Hawaii has always attracted celebrities. Back in the 1970s, it was quite common for some of the celebrity visitors to pay courtesy calls on Honolulu’s mayor at that time, Frank Fasi. For those of us who had reason to meet with the mayor several times a day, it meant we never knew who might be sitting there when we walked into his reception area.
On one of those occasions, it was Red Skelton. In addition to being a famous funny man in films and on television and radio, Skelton was an amateur painter who became well known for his colorful portraits of circus clowns.

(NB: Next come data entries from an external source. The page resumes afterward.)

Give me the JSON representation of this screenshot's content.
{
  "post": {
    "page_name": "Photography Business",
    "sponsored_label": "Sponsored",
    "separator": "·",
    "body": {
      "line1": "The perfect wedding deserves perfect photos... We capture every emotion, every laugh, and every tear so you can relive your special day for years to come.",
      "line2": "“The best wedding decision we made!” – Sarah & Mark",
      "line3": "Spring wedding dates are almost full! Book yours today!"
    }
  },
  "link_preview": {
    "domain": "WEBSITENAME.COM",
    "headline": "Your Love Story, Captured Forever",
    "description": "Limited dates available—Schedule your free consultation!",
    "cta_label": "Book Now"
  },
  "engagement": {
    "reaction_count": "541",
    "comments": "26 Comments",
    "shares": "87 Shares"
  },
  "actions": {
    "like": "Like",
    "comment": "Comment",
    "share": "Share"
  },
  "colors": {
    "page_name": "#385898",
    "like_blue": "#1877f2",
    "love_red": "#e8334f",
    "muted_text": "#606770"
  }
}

He was in Honolulu to promote an exhibition and sale of his clown paintings at a local art gallery. (Yes . . . THAT art gallery!)
I had the chance to chat with him while waiting for whoever was in the mayor’s private office to conclude their business. I said something about how this kind of activity must be relaxing and enjoyable compared to the stress of a weekly TV or radio show.

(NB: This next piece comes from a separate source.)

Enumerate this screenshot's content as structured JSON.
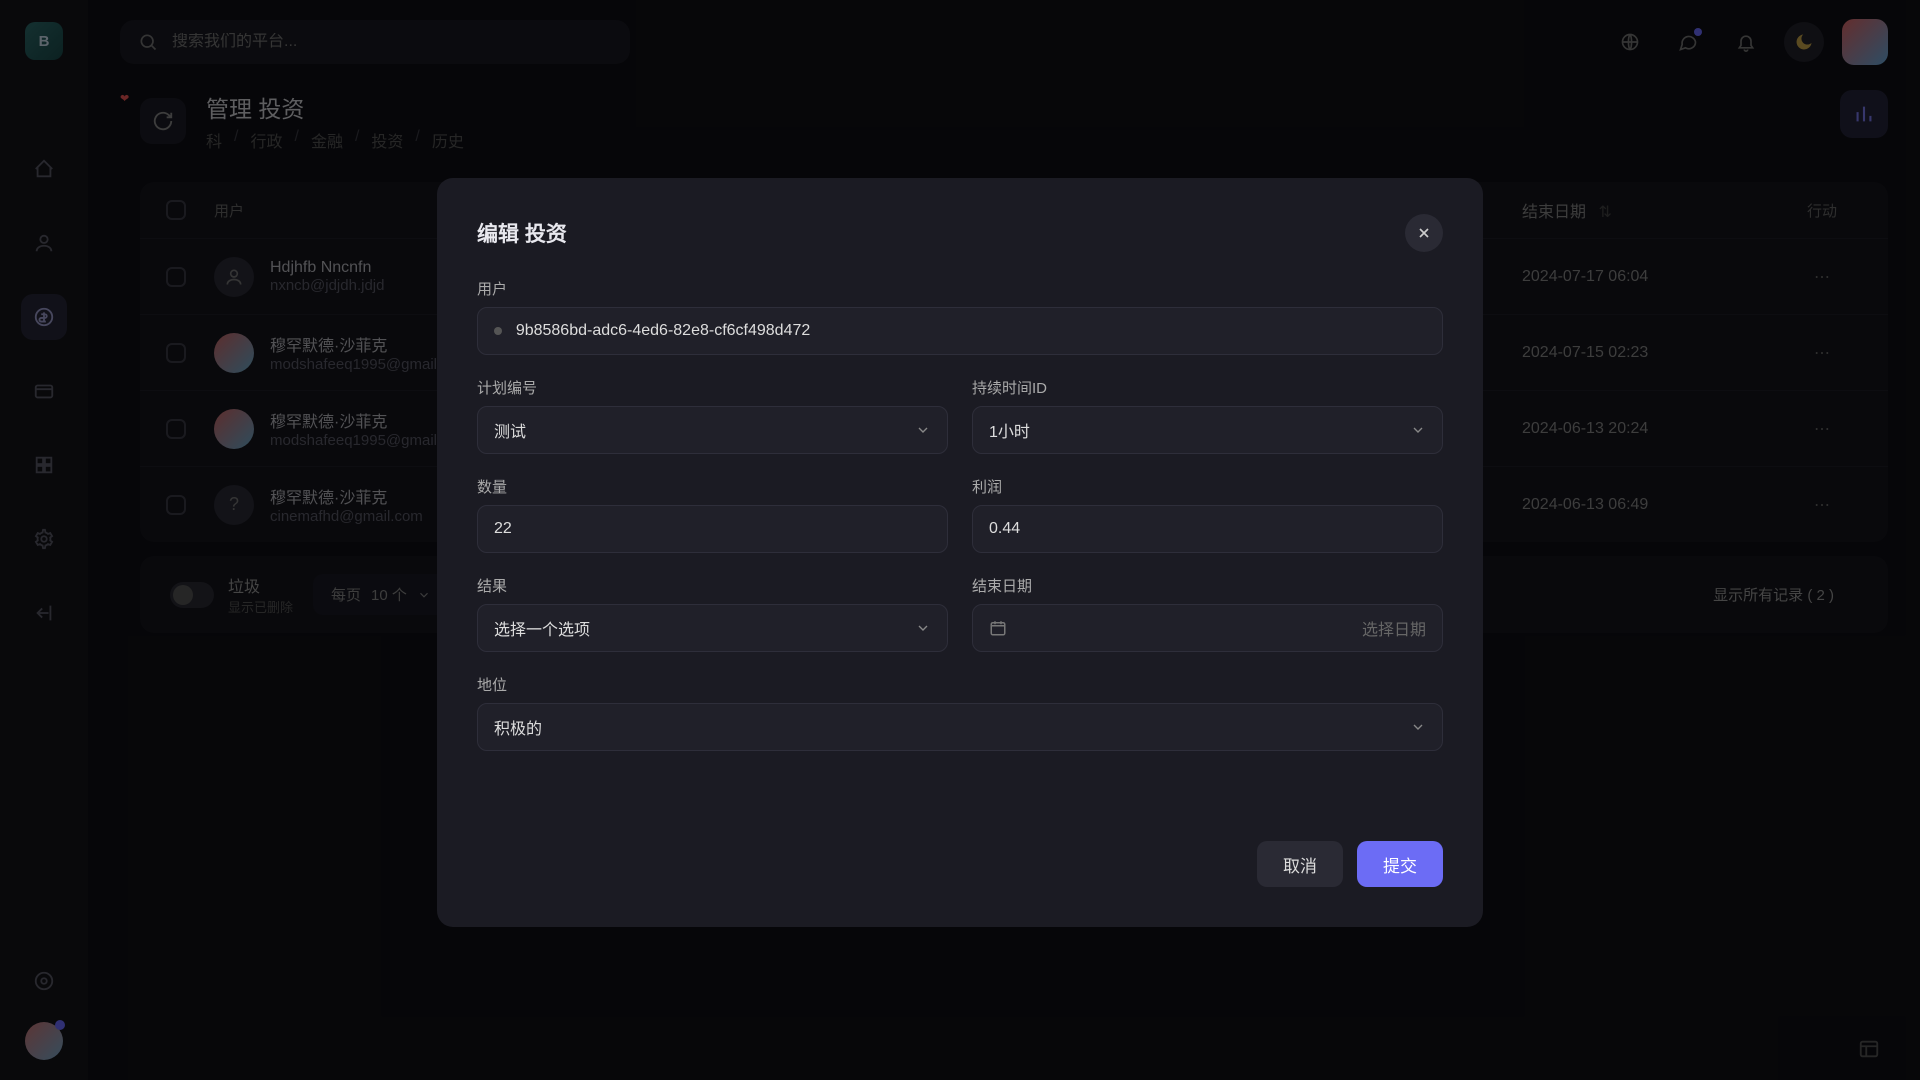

“It’s actually just the opposite,” he said. “When I’m in public, everyone expects me to be funny all the time. That’s an awful burden to bear.”
Award winning veteran news correspondent Martin Agronsky was sitting there one morning and, while he waited to see the mayor, we had a very interesting conversation about major stories he had covered for all three of the major networks. In fact, I actually ended up having dinner with him and his wife that night.
As Mayor Fasi began to make a name for himself beyond Hawaii, reporters and writers of national prominence started arriving in Honolulu to interview him. One of those with a heavyweight reputation was Lou Cannon, who was Chief White House correspondent for the Washington Post for a number of years and ended up writing several best-selling biographies of Ronald Reagan. After spending two full hours interviewing the mayor, to my great delight, Lou accepted an invitation to join my wife and me for dinner that night at our home on the Windward side of Oahu. We invited another couple to join us—both of whom were very involved in government and politics—and we had a fascinating dinner conversation that lasted until almost 11:00 o’clock.
And I was actually paid to work there!